- Genres: East Coast hip hop
- Years active: 1990–2000; 2006–present;
- Spinoffs: Def Squad
- Members: EPMD DJ Scratch Redman Das EFX K-Solo Knucklehedz Keith Murray Sam Sneed
- Past members: Hurricane G Top Quality Jesse West RKITECH

= Hit Squad =

American hip hop group

The Hit Squad is an American hip hop collective of East Coast hip hop artists. Originally formed in the 1990s by Erick Sermon and Parrish Smith of the rap group EPMD, the group included rap artists such as K-Solo, Sam Sneed,Redman, Das EFX, Top Quality, and Knucklehedz. When EPMD broke up for the first time in 1993, the collective separated, with Sermon forming Def Squad and Smith retaining the Hit Squad name.

==Career==
After the success of their debut album Strictly Business, EPMD sought to mentor new artists. The first artist to make a guest appearance on an EPMD album was K-Solo. Solo was featured on their second album Unfinished Business on the song "Knick Knack Patty Wack". The first mention of "Hit Squad" appeared on EPMD's third album Business as Usual on the track "Hit Squad Heist". The lyrics mention Redman, K-Solo and Tom J of Knucklehedz. Redman is also featured on two tracks of that album.

In 1993, EPMD released the single "Headbanger" from their fourth album Business Never Personal.
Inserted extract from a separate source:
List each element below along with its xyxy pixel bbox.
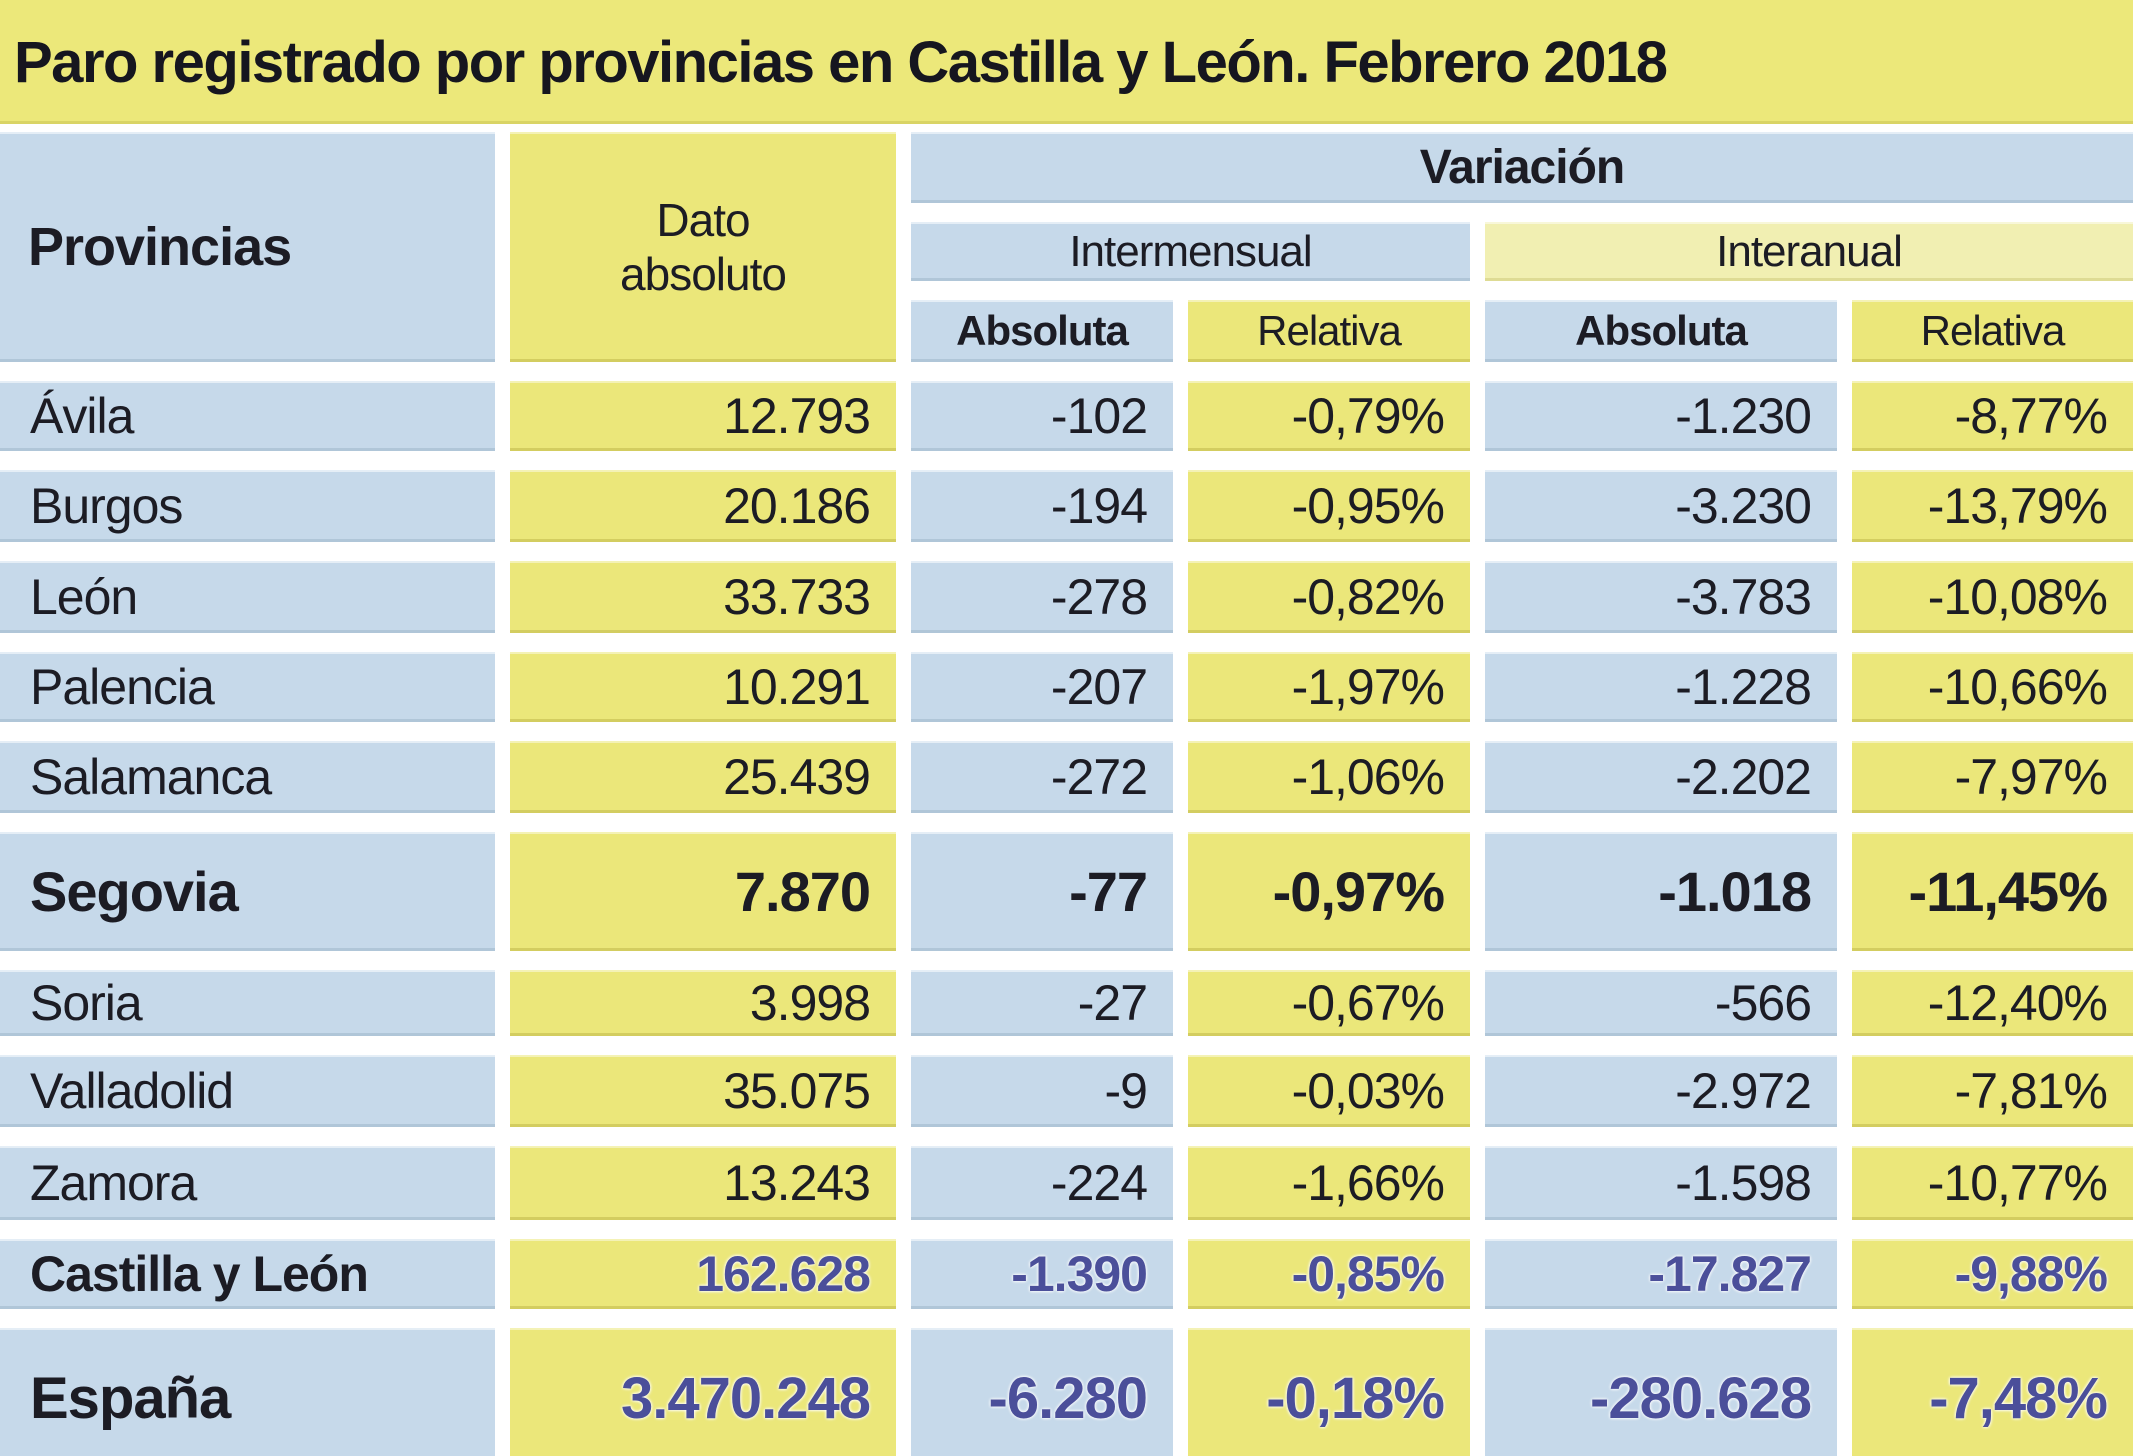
row-7-province-cell: Valladolid: [0, 1055, 495, 1127]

The single featured K-Solo and Redman and the music video features appearances by most of the Hit Squad. The single reached #11 on Billboards Hot Rap Tracks chart. The single's success made "Headbanger" the Squad's "signature song". The album also features Das EFX on the track "Cummin' At Cha".

==Breakup==
In late 1992, tensions grew within the Hit Squad. According to an article in The Source, squad members alleged financial impropriety by Smith, who owned their management company. Smith's home was invaded by armed intruders believed to have been hired by squad members. While Smith declined to publicly give details on who was behind the invasion, Sermon was arrested and briefly detained for questioning, but no charges were filed. EPMD officially broke up in January 1993. Redman and Hurricane G continued to collaborate with Sermon, while Das EFX and DJ Scratch remained under Smith's management. K-Solo & Sam Sneed pursued separate endeavors being signed to Death Row Records by Dr.Dre. The debut album by Knucklehedz became lost in the shuffle in the midst of the breakup and was shelved.

The original Hit Squad splintered into two different groups. Sermon formed Def Squad with Redman, Jamal aka Mally G and another protégé Keith Murray while PMD retained the Hit Squad name with Das EFX, DJ Scratch and Top Quality. In this new incarnation, the PMD led Hit Squad would appear on PMD's solo albums and on the Das EFX albums Hold It Down and Generation EFX. Hit Squad would also appear on the single and video for the song "Beef" from Chubb Rock's 1997 album The Mind. On the album The Mix Tape, Vol. II by Funkmaster Flex, a freestyle by PMD, Nocturnal & Das EFX was featured on the album. Smith appeared alongside rap unknowns Blast, Poogi and L The Pro on the classic 1997 Tony Touch mixtape Power Cypha 2, credited as "PMD & The Hit Squad".

On EPMD's 1997 reunion album Back in Business, Smith's Hit Squad and Sermon's Def Squad came together and were billed as The Squadron. Both groups are featured in the video for the single "Da Joint".

In 2004, Smith released an album titled Hit Squad: Zero Tolerance using previously unreleased verses by the original members combined with his latest new artists.

As of the 2006 EPMD reunion, most of the former Hit Squad members also reunited, along with Def Squad rapper Keith Murray. A new album for the Hit Squad/Def Squad is planned.

Another reunion was staged in 2012.

On PMD's 2013 EP release New Business, he introduced a group under the Hit Squad umbrella called Team Takeover made up of rappers Nymrod, Comatose, Nam Nitty, and Michael Nixx. The group is featured in the music video for the track "Symphony 2013".